In December of this year he was married to the poetess Maria White. The nine years of their married life until her death in 1853 mark a distinct period in Lowell's literary work. He contributed constantly both prose and verse to various journals, at first largely for those of the anti-slavery propaganda; and the Mexican War gave the opportunity for The Biglow papers, the first of which appeared in The Boston Courier of 17 June, 1846. In 1848 appeared a second collection of poems, the completed Biglow papers, and The Fable for critics. Lowell had won, in both popular and critical regard, an assured place in what was already an important national literature. The fifteen months which the family spent in Europe in 1851-52 seem to have increased his desire to widen the range of his poetry, but the ambitions that thronged with the return to America were interrupted by the death of his wife. A period of uncertainty followed his bereavement, and circumstances gave him a new occupation.
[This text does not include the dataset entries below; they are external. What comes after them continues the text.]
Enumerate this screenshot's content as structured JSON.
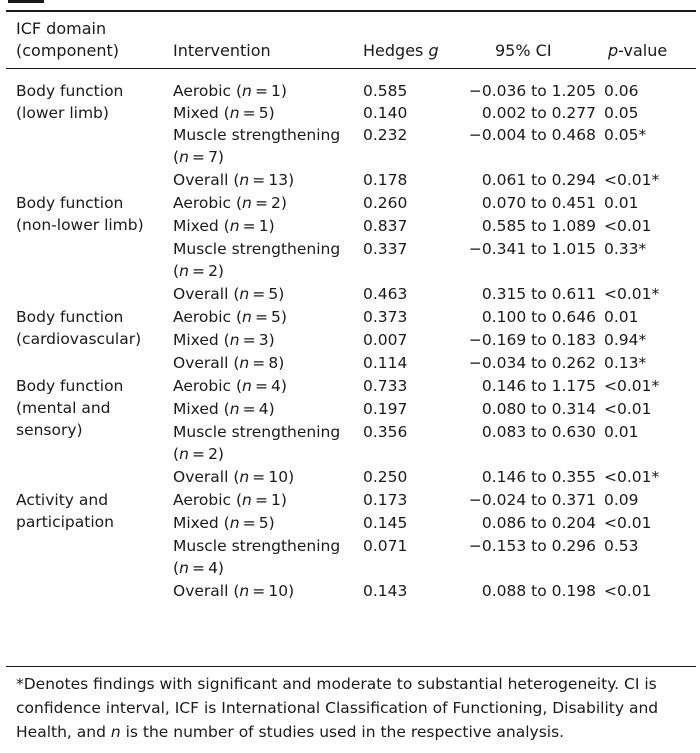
{
  "table": {
    "headers": {
      "domain_line1": "ICF domain",
      "domain_line2": "(component)",
      "intervention": "Intervention",
      "hedges_prefix": "Hedges ",
      "hedges_italic": "g",
      "ci": "95% CI",
      "pvalue_italic": "p",
      "pvalue_suffix": "-value"
    },
    "rows": [
      {
        "domain": [
          "Body function",
          "(lower limb)"
        ],
        "int_a": "Aerobic (",
        "n": "n",
        "int_b": " = 1)",
        "g": "0.585",
        "ci": "−0.036 to 1.205",
        "p": "0.06"
      },
      {
        "domain": [],
        "int_a": "Mixed (",
        "n": "n",
        "int_b": " = 5)",
        "g": "0.140",
        "ci": "0.002 to 0.277",
        "p": "0.05"
      },
      {
        "domain": [],
        "int_a": "Muscle strengthening",
        "int_line2_a": "(",
        "n": "n",
        "int_line2_b": " = 7)",
        "g": "0.232",
        "ci": "−0.004 to 0.468",
        "p": "0.05*"
      },
      {
        "domain": [],
        "int_a": "Overall (",
        "n": "n",
        "int_b": " = 13)",
        "g": "0.178",
        "ci": "0.061 to 0.294",
        "p": "<0.01*"
      },
      {
        "domain": [
          "Body function",
          "(non-lower limb)"
        ],
        "int_a": "Aerobic (",
        "n": "n",
        "int_b": " = 2)",
        "g": "0.260",
        "ci": "0.070 to 0.451",
        "p": "0.01"
      },
      {
        "domain": [],
        "int_a": "Mixed (",
        "n": "n",
        "int_b": " = 1)",
        "g": "0.837",
        "ci": "0.585 to 1.089",
        "p": "<0.01"
      },
      {
        "domain": [],
        "int_a": "Muscle strengthening",
        "int_line2_a": "(",
        "n": "n",
        "int_line2_b": " = 2)",
        "g": "0.337",
        "ci": "−0.341 to 1.015",
        "p": "0.33*"
      },
      {
        "domain": [],
        "int_a": "Overall (",
        "n": "n",
        "int_b": " = 5)",
        "g": "0.463",
        "ci": "0.315 to 0.611",
        "p": "<0.01*"
      },
      {
        "domain": [
          "Body function",
          "(cardiovascular)"
        ],
        "int_a": "Aerobic (",
        "n": "n",
        "int_b": " = 5)",
        "g": "0.373",
        "ci": "0.100 to 0.646",
        "p": "0.01"
      },
      {
        "domain": [],
        "int_a": "Mixed (",
        "n": "n",
        "int_b": " = 3)",
        "g": "0.007",
        "ci": "−0.169 to 0.183",
        "p": "0.94*"
      },
      {
        "domain": [],
        "int_a": "Overall (",
        "n": "n",
        "int_b": " = 8)",
        "g": "0.114",
        "ci": "−0.034 to 0.262",
        "p": "0.13*"
      },
      {
        "domain": [
          "Body function",
          "(mental and",
          "sensory)"
        ],
        "int_a": "Aerobic (",
        "n": "n",
        "int_b": " = 4)",
        "g": "0.733",
        "ci": "0.146 to 1.175",
        "p": "<0.01*"
      },
      {
        "domain": [],
        "int_a": "Mixed (",
        "n": "n",
        "int_b": " = 4)",
        "g": "0.197",
        "ci": "0.080 to 0.314",
        "p": "<0.01"
      },
      {
        "domain": [],
        "int_a": "Muscle strengthening",
        "int_line2_a": "(",
        "n": "n",
        "int_line2_b": " = 2)",
        "g": "0.356",
        "ci": "0.083 to 0.630",
        "p": "0.01"
      },
      {
        "domain": [],
        "int_a": "Overall (",
        "n": "n",
        "int_b": " = 10)",
        "g": "0.250",
        "ci": "0.146 to 0.355",
        "p": "<0.01*"
      },
      {
        "domain": [
          "Activity and",
          "participation"
        ],
        "int_a": "Aerobic (",
        "n": "n",
        "int_b": " = 1)",
        "g": "0.173",
        "ci": "−0.024 to 0.371",
        "p": "0.09"
      },
      {
        "domain": [],
        "int_a": "Mixed (",
        "n": "n",
        "int_b": " = 5)",
        "g": "0.145",
        "ci": "0.086 to 0.204",
        "p": "<0.01"
      },
      {
        "domain": [],
        "int_a": "Muscle strengthening",
        "int_line2_a": "(",
        "n": "n",
        "int_line2_b": " = 4)",
        "g": "0.071",
        "ci": "−0.153 to 0.296",
        "p": "0.53"
      },
      {
        "domain": [],
        "int_a": "Overall (",
        "n": "n",
        "int_b": " = 10)",
        "g": "0.143",
        "ci": "0.088 to 0.198",
        "p": "<0.01"
      }
    ]
  },
  "footnote": {
    "part1": "*Denotes findings with significant and moderate to substantial heterogeneity. CI is confidence interval, ICF is International Classification of Functioning, Disability and Health, and ",
    "n": "n",
    "part2": " is the number of studies used in the respective analysis."
  }
}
In 1855 he delivered in Boston a course of twelve lectures (unpublished) on English poetry, and as a result of their success was appointed to succeed Longfellow as Smith Professor of the French and Spanish Languages and Literatures and Professor of Belles Lettres in Harvard College. A few months were spent in Dresden in preparation for a course on German literature, and in the fall of 1856 he began twenty years work as a teacher. In the following year he was married to Frances Dunlap and resumed life in Elmwood. His professorship turned his mind to criticism and scholarship, but did not hasten that stronger poetic flight for which he had felt himself preparing.